By LAURELLE WALSH
A new show that explores harmony between people, interior and exterior living spaces and the objects that fill those spaces opens at Confluence Gallery and Art Center this weekend.
“Inside Out” emphasizes the design aspects of arts and crafts and how “thoughtfully designed objects and the environment we create with them has the
power to enrich our lives,” according to show curator Laura Karcher.
“There is design in absolutely everything we use every day,” said Karcher. “The objects we live with can make life easier or more difficult. We can choose to acknowledge this fact and use design to make our lives easier and more lovely.”
Inside Out opens on Saturday (Aug. 3) with an opening reception from 4-8 p.m. at the gallery. The show runs until Sept. 21.
Confluence Gallery’s show committee conceived the design-themed exhibit to pair with the gallery’s popular Home Tour, happening the following Saturday, Aug. 10. And on Aug. 17, three prominent designers – interior craftsman Rick Swanson, architect Ray Johnston, and visual artist Theresa Miller – will involve the community in a presentation and panel discussion considering issues of design and the built environment. Karcher hopes that the panel discussion might jumpstart a local designers guild, something she’s been trying to get off the ground for several years, she says.
The show’s title – Inside Out – refers to the show committee’s desire to “do away with the idea that certain things belong inside and other things belong outside,” says Karcher. “It’s part of the Methow Valley lifestyle; people here live outside and build nests inside their homes.”
Exhibit designer Theresa Miller brings her experience creating outdoor living spaces and designs for theater into arranging the disparate work of over 40 local and regional artists: furniture makers, painters, photographers, sculptors, and glass, ceramic and textile artists.
Among the artists represented, Hal Tangen, professor of design at Cornish College of the Arts in Seattle, reveals the unique characteristics of each humble strip of dimensional lumber when assembling them into elegant benches and airy hanging wall panels.
Linda Mortensen, one of Tangen’s students at Cornish, “achieves a beautiful harmony between things typically found and thought of as being outside” – for example metal roofing – and makes both wall art and functional pieces like her dining table top covered with pebbles and succulent plants, Karcher says.
Local metal artist Barry Stromberger manages to capture a sense of lightness and air in his metal sculpture entitled “Cattail on Stone,” which features a tiny hummingbird perched at the end of a swordlike cattail frond.
From an installation originally at Central Washington University, clay artist Matt Armbrust strings bead-like ceramic tubes onto arching metal posts to create giant bamboo stalks arranged into graceful lines or clustered into a bouquet. “Great outdoor art,” notes co-curator Sue Marracci.
Two-dimensional art also plays a role in the show, including the landscape paintings of Rod Weagant and Cheryl Wrangle, “probably the most representational work in the show,” according to Marracci.
Marracci also enjoys the harmony and tension that occurs between the intricate wall pieces of Yuko Ishii and Vblast.

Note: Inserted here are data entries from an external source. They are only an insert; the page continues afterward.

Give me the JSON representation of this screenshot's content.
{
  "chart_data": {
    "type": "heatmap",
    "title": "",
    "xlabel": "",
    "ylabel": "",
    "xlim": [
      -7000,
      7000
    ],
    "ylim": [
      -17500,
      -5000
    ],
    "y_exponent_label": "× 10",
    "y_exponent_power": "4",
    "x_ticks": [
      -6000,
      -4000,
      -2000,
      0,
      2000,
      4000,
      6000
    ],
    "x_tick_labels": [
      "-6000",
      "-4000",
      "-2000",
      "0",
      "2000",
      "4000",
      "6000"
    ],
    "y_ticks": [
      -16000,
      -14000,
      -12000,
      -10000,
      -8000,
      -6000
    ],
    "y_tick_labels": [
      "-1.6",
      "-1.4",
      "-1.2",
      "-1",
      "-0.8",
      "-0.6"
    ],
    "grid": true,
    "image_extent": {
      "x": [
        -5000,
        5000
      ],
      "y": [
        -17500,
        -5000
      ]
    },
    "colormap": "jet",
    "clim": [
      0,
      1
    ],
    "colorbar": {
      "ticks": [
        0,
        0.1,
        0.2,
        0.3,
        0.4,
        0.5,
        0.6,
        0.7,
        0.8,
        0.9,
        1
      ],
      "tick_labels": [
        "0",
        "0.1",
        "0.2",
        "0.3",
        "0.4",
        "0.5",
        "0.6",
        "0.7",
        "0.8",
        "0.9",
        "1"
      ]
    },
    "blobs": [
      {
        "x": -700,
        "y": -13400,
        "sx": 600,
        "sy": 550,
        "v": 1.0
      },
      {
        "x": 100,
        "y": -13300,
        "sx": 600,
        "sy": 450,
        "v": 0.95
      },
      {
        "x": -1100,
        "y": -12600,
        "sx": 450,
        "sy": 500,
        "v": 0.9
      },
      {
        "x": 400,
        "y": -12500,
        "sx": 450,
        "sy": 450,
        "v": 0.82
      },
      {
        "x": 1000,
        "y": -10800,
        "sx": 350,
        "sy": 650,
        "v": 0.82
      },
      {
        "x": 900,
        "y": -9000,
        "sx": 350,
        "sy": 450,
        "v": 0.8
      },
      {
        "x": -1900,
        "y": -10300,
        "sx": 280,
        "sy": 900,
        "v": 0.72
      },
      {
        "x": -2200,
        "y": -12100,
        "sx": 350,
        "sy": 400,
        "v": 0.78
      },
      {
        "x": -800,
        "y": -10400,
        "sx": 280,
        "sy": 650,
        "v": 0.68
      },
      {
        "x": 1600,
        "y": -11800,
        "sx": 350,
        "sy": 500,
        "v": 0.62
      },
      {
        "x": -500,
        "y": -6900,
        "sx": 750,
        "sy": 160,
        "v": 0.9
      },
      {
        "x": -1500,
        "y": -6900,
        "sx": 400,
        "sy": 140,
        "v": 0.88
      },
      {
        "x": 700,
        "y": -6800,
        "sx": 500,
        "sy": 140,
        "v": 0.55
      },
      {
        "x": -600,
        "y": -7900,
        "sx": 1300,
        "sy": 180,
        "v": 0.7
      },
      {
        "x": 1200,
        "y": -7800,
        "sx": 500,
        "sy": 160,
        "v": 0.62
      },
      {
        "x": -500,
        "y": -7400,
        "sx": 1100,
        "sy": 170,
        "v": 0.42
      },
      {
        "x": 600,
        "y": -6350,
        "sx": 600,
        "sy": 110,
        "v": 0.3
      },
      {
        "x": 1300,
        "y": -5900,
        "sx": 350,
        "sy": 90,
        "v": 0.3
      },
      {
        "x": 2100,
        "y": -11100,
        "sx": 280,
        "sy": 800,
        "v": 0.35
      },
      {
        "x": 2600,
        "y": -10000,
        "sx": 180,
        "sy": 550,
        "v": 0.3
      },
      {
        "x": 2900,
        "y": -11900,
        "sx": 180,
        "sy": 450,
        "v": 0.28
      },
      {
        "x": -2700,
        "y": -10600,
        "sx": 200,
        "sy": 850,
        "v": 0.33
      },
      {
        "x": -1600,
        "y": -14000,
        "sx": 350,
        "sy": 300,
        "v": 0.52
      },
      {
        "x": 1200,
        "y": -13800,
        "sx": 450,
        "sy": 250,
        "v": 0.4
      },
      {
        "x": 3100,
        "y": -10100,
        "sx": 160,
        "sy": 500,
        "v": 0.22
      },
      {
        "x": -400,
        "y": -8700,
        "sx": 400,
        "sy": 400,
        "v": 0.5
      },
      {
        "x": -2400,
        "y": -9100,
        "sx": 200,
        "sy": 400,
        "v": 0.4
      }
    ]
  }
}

Ishii’s mounted panels appear to be ancient leather-bound books ornamented with designs from sacred geometry, while Vblast assembles a grid of textured gesso tiles – some with embedded treasures – onto a door-sized black panel embellished with shiny metal gears. “You could look at them for quite a while and keep finding things,” Marracci says.
A nest-themed collaboration between Bellingham artists Denise Snyder and Trish Harding is showcased in a subdued corner of the gallery called “the night garden.” Harding paints the circular nest form in somewhat unsettling moods, from vulnerable hanging birdhouses to tiny robin’s eggs embraced by menacing branches, while Snyder weaves three-dimensional organic nests of raffia, twine and branches.
Sections of the gallery have been painted spring green, saffron and burgundy to delineate space and mood. “Once you come in you are drawn into the gallery so that you move through it in a certain way,” says Marracci. “We hope viewers will come away with inspiration for their own homes and see color and movement in new ways.”
“Maybe people will take away an object to fill a space or an idea of how to use space in creative ways,” says Karcher. “We hope it inspires people to reassess their interrelationships with the objects we live with.”
Confluence Gallery and Art Center is located at 104 Glover St. in Twisp. Gallery hours are 11 a.m. to 6 p.m. Wednesday through Friday, and Saturdays from 10 a.m. to 6 p.m.